Particularly interesting was the statement by the writer of the featurette, Thereyns Koo: "No longer does the mainstream aspire to dressing up, reading challenging books or listening to clever music, but instead are determined to dumb down the world around them even more, to avoid challenge or change." Amen hallelujah. It pretty much sums up the instant gratification culture and the way in which people are more than happy for "information" to be disseminated through less-than-reputable sources ("I read it on Wikipedia!" "A seven-year-old could have written that!!"), using it as some excuse to avoid having to engage in too much further thought or in-depth analysis...
Instead of being inspired to greatness, we're told to keep it dumb. Particularly if we're female, in which case we should be both dumb and slutty (and yet somehow chaste, because although guys demand you put out, they apparently don't like it if you do), as well as subservient to the whims of men, air-brushed and lifeless. And if not, we must be fat, hairy, man-hatin' feminists. Having an opinion about the things that matter in life is something that seems to be frightening for people, whether you're male or female. However, what you *really* need to have an opinion on is whatever
Famous or
NW or whatever is peddling about celebrity x this week. As if it matters.
Koo also notes the way in which literature isn't immune from vulgarity at the moment and it's something I strongly agree with. Earlier in the year, my friend Kim and I were lamenting the death of the more interesting variety of book at the hands of such things as chick-lit and other mental midgetry while we were in a bookshop in the CBD. I find it enormously hard to care about chick-lit as it all runs on the same basic theme of 30-ish female faces challenges and singleness, other challenges, nice man, more challenges about as mentally taxing as choosing shoes in the morning, happily paired off with nice man at end of novel.

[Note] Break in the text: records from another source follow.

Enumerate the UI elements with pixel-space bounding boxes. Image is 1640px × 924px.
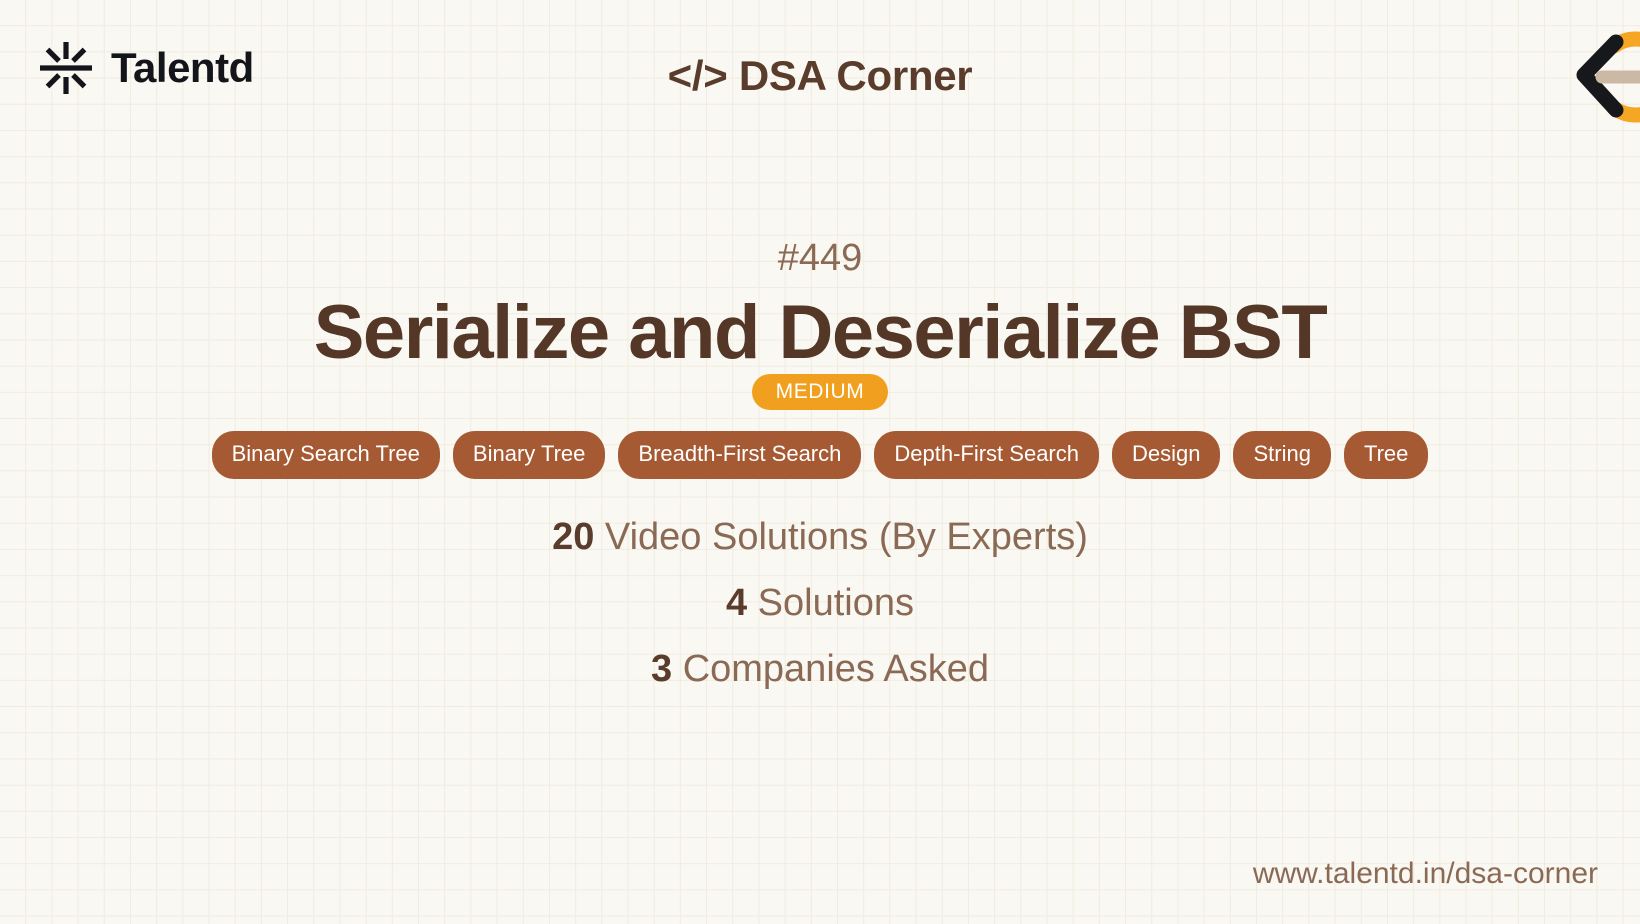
header: Talentd </> DSA Corner [0,0,1640,156]
tag-list: Binary Search Tree Binary Tree Breadth-F… [212,431,1429,479]
stat-row: 3 Companies Asked [651,641,989,698]
problem-title: Serialize and Deserialize BST [314,290,1327,375]
stat-label: Video Solutions (By Experts) [605,516,1088,558]
stat-row: 4 Solutions [726,575,914,632]
footer-url[interactable]: www.talentd.in/dsa-corner [1253,856,1598,892]
difficulty-badge: MEDIUM [752,374,889,410]
problem-number: #449 [778,238,863,280]
tag-chip[interactable]: Breadth-First Search [618,431,861,479]
chevron-logo-mark-icon [1528,22,1640,132]
stat-count: 4 [726,582,747,624]
problem-card: #449 Serialize and Deserialize BST MEDIU… [0,238,1640,698]
tag-chip[interactable]: Depth-First Search [874,431,1099,479]
tag-chip[interactable]: Binary Tree [453,431,606,479]
stats-list: 20 Video Solutions (By Experts) 4 Soluti… [552,509,1088,698]
stat-label: Companies Asked [683,648,989,690]
tag-chip[interactable]: Design [1112,431,1220,479]
stat-label: Solutions [758,582,914,624]
tag-chip[interactable]: Binary Search Tree [212,431,440,479]
stat-count: 20 [552,516,594,558]
stat-row: 20 Video Solutions (By Experts) [552,509,1088,566]
stat-count: 3 [651,648,672,690]
tag-chip[interactable]: Tree [1344,431,1428,479]
tag-chip[interactable]: String [1233,431,1330,479]
page-title: </> DSA Corner [0,52,1640,100]
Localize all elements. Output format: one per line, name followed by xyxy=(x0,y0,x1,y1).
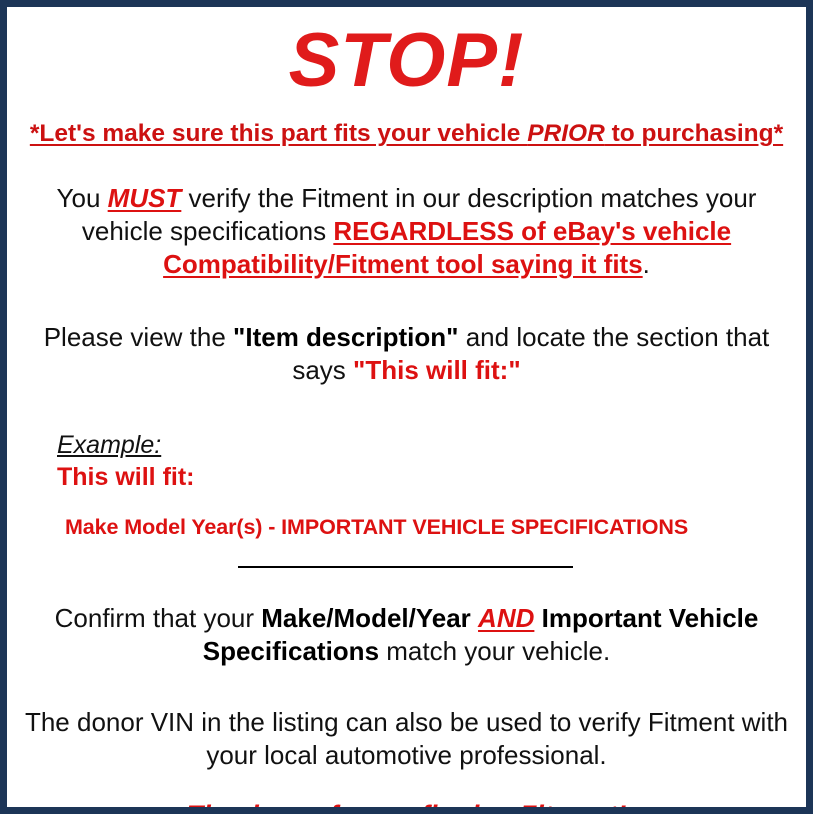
example-fit-header: This will fit: xyxy=(57,462,790,492)
make-model-year-emphasis: Make/Model/Year xyxy=(261,603,471,633)
thank-you-message: Thank you for confirming Fitment! xyxy=(23,772,790,814)
must-seg-1: You xyxy=(57,183,108,213)
confirm-paragraph: Confirm that your Make/Model/Year AND Im… xyxy=(23,568,790,668)
example-block: Example: This will fit: Make Model Year(… xyxy=(23,387,790,540)
and-emphasis: AND xyxy=(478,603,534,633)
subtitle-banner: *Let's make sure this part fits your veh… xyxy=(23,103,790,149)
subtitle-suffix: to purchasing* xyxy=(605,120,783,147)
confirm-seg-2 xyxy=(471,603,478,633)
must-seg-3: . xyxy=(643,249,650,279)
divider-container xyxy=(23,540,790,568)
subtitle-prefix: *Let's make sure this part fits your veh… xyxy=(30,120,527,147)
confirm-seg-4: match your vehicle. xyxy=(379,636,610,666)
fitment-notice-card: STOP! *Let's make sure this part fits yo… xyxy=(0,0,813,814)
item-description-emphasis: "Item description" xyxy=(233,322,458,352)
subtitle-emphasis-prior: PRIOR xyxy=(527,120,605,147)
item-seg-1: Please view the xyxy=(44,322,233,352)
notice-content: STOP! *Let's make sure this part fits yo… xyxy=(7,7,806,807)
donor-vin-paragraph: The donor VIN in the listing can also be… xyxy=(23,668,790,772)
this-will-fit-emphasis: "This will fit:" xyxy=(353,355,521,385)
confirm-seg-3 xyxy=(534,603,541,633)
item-description-paragraph: Please view the "Item description" and l… xyxy=(23,281,790,387)
page-title: STOP! xyxy=(23,7,790,103)
example-label: Example: xyxy=(57,431,161,460)
must-verify-paragraph: You MUST verify the Fitment in our descr… xyxy=(23,149,790,281)
confirm-seg-1: Confirm that your xyxy=(55,603,262,633)
example-spec-line: Make Model Year(s) - IMPORTANT VEHICLE S… xyxy=(57,492,790,540)
must-emphasis: MUST xyxy=(108,183,182,213)
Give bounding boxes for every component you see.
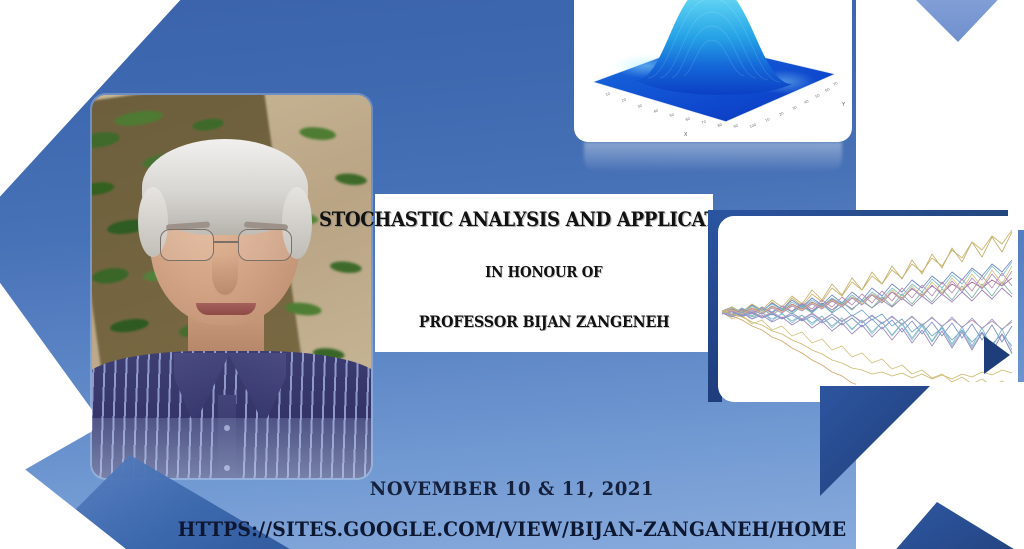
svg-text:90: 90 [733,123,739,129]
surface-xlabel: X [684,132,688,138]
title-card: STOCHASTIC ANALYSIS AND APPLICATIONS IN … [375,194,713,352]
svg-text:60: 60 [825,87,832,93]
svg-text:60: 60 [685,116,691,122]
svg-text:10: 10 [605,91,611,97]
honour-line: IN HONOUR OF [485,264,602,281]
svg-text:20: 20 [779,111,786,117]
svg-text:40: 40 [653,108,659,114]
honouree-name: PROFESSOR BIJAN ZANGENEH [419,312,670,331]
svg-text:70: 70 [833,81,840,87]
photo-lens-right [238,229,292,261]
paths-plot-panel [718,216,1018,402]
svg-text:30: 30 [637,103,643,109]
photo-smile [196,303,256,315]
event-url[interactable]: HTTPS://SITES.GOOGLE.COM/VIEW/BIJAN-ZANG… [20,518,1003,541]
svg-text:10: 10 [765,117,772,123]
photo-lens-left [160,229,214,261]
svg-text:40: 40 [804,99,811,105]
photo-glasses-bridge [214,241,238,243]
svg-text:50: 50 [669,112,675,118]
svg-text:80: 80 [717,122,723,128]
svg-text:70: 70 [701,119,707,125]
photo-nose [212,255,238,295]
surface-plot-chart: 10 20 30 40 50 60 70 80 90 100 10 20 30 … [574,0,852,142]
svg-text:20: 20 [621,97,627,103]
svg-text:30: 30 [792,105,799,111]
svg-text:50: 50 [815,93,822,99]
event-date: NOVEMBER 10 & 11, 2021 [26,478,999,500]
surface-plot-reflection [584,142,842,172]
svg-text:100: 100 [749,123,757,129]
brownian-paths-chart [718,216,1018,402]
poster-canvas: 10 20 30 40 50 60 70 80 90 100 10 20 30 … [0,0,1024,549]
surface-ylabel: Y [841,102,846,108]
surface-plot-panel: 10 20 30 40 50 60 70 80 90 100 10 20 30 … [574,0,852,142]
page-title: STOCHASTIC ANALYSIS AND APPLICATIONS [319,208,770,231]
portrait-photo [92,95,371,478]
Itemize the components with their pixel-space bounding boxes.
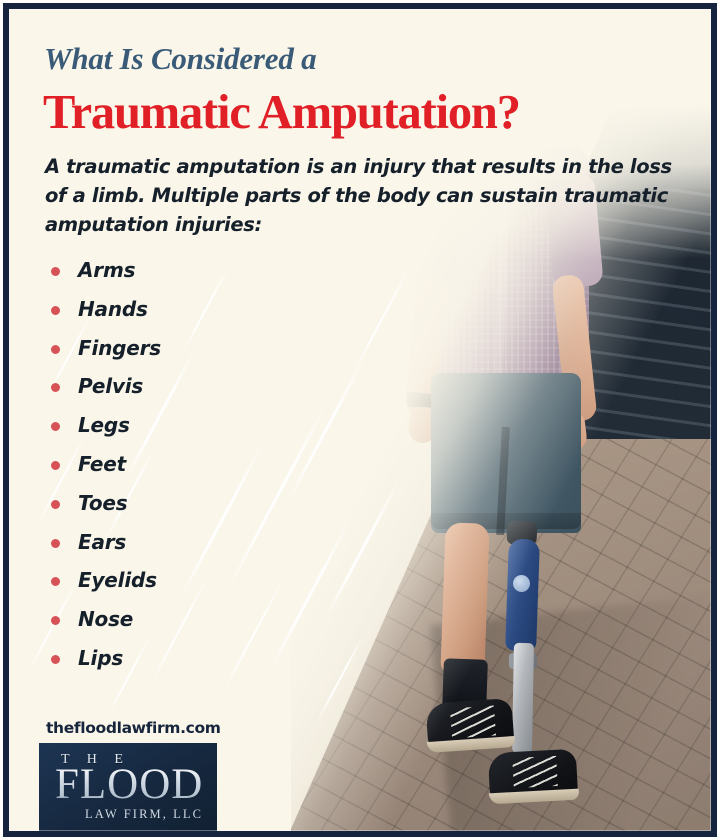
list-item-label: Eyelids	[78, 568, 157, 592]
bullet-dot-icon	[51, 345, 60, 354]
list-item: Ears	[47, 527, 347, 566]
list-item: Fingers	[47, 333, 347, 372]
list-item-label: Arms	[78, 258, 135, 282]
list-item-label: Lips	[78, 646, 123, 670]
bullet-dot-icon	[51, 422, 60, 431]
bullet-dot-icon	[51, 539, 60, 548]
list-item-label: Nose	[78, 607, 133, 631]
list-item: Toes	[47, 488, 347, 527]
list-item-label: Fingers	[78, 336, 161, 360]
list-item-label: Toes	[78, 491, 127, 515]
bullet-dot-icon	[51, 500, 60, 509]
content-layer: What Is Considered a Traumatic Amputatio…	[9, 9, 711, 831]
bullet-dot-icon	[51, 461, 60, 470]
bullet-dot-icon	[51, 577, 60, 586]
list-item: Eyelids	[47, 565, 347, 604]
list-item-label: Hands	[78, 297, 148, 321]
list-item: Pelvis	[47, 371, 347, 410]
intro-paragraph: A traumatic amputation is an injury that…	[45, 152, 677, 239]
page-title: Traumatic Amputation?	[43, 83, 520, 140]
list-item-label: Pelvis	[78, 374, 143, 398]
list-item: Hands	[47, 294, 347, 333]
infographic-frame: What Is Considered a Traumatic Amputatio…	[3, 3, 717, 837]
body-parts-list: Arms Hands Fingers Pelvis Legs	[47, 255, 347, 682]
bullet-dot-icon	[51, 655, 60, 664]
infographic-root: What Is Considered a Traumatic Amputatio…	[0, 0, 720, 840]
list-item: Arms	[47, 255, 347, 294]
bullet-dot-icon	[51, 267, 60, 276]
headline-kicker: What Is Considered a	[44, 41, 316, 77]
list-item-label: Ears	[78, 530, 126, 554]
logo-line-flood: FLOOD	[55, 763, 203, 806]
list-item: Nose	[47, 604, 347, 643]
list-item-label: Feet	[78, 452, 126, 476]
list-item: Feet	[47, 449, 347, 488]
firm-logo[interactable]: T H E FLOOD LAW FIRM, LLC	[39, 743, 217, 831]
logo-line-lawfirm: LAW FIRM, LLC	[85, 807, 203, 822]
list-item: Lips	[47, 643, 347, 682]
bullet-dot-icon	[51, 306, 60, 315]
bullet-dot-icon	[51, 383, 60, 392]
list-item: Legs	[47, 410, 347, 449]
website-url[interactable]: thefloodlawfirm.com	[46, 719, 221, 737]
bullet-dot-icon	[51, 616, 60, 625]
list-item-label: Legs	[78, 413, 130, 437]
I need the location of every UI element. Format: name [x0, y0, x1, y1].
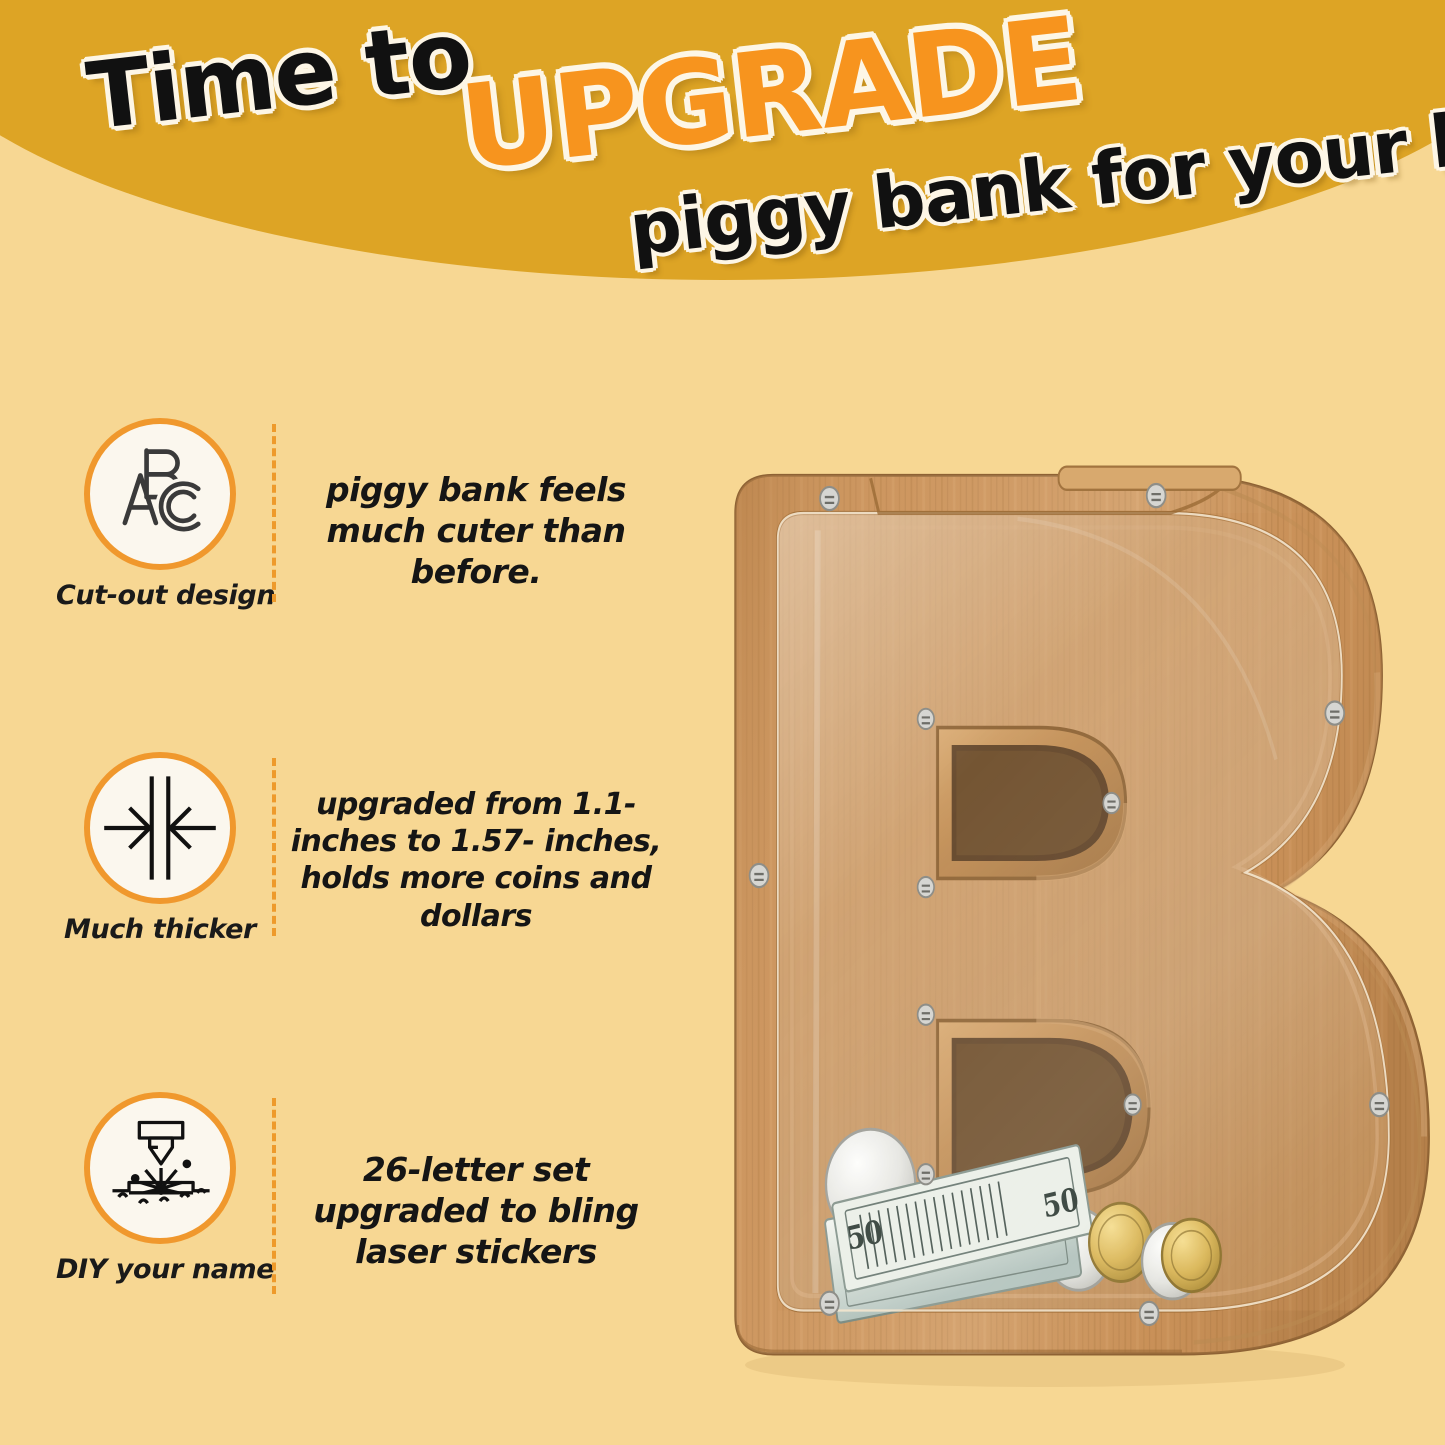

Ooh, innovative.
Challenging.
Bad fashion, bad books, bad music, bad art, constantly reveling in things that we really could care less about. Not that the occasional bit of trashy goodness should be avoided at all costs, but why not make the intellectual version of junkfood just a small part of our viewing/reading/consuming "diet"?
Instead of aspiring for better things on an intellectual and personal level, we're encouraged to aspire for the latest plasma-screen tv or a holiday to Bali or some other superficial way in which to "reward yourself" that only depletes your bank balance as you attempt to keep up with the Joneses.
It's all frustrating. Why should we celebrate mediocrity when excellence can be aspired to?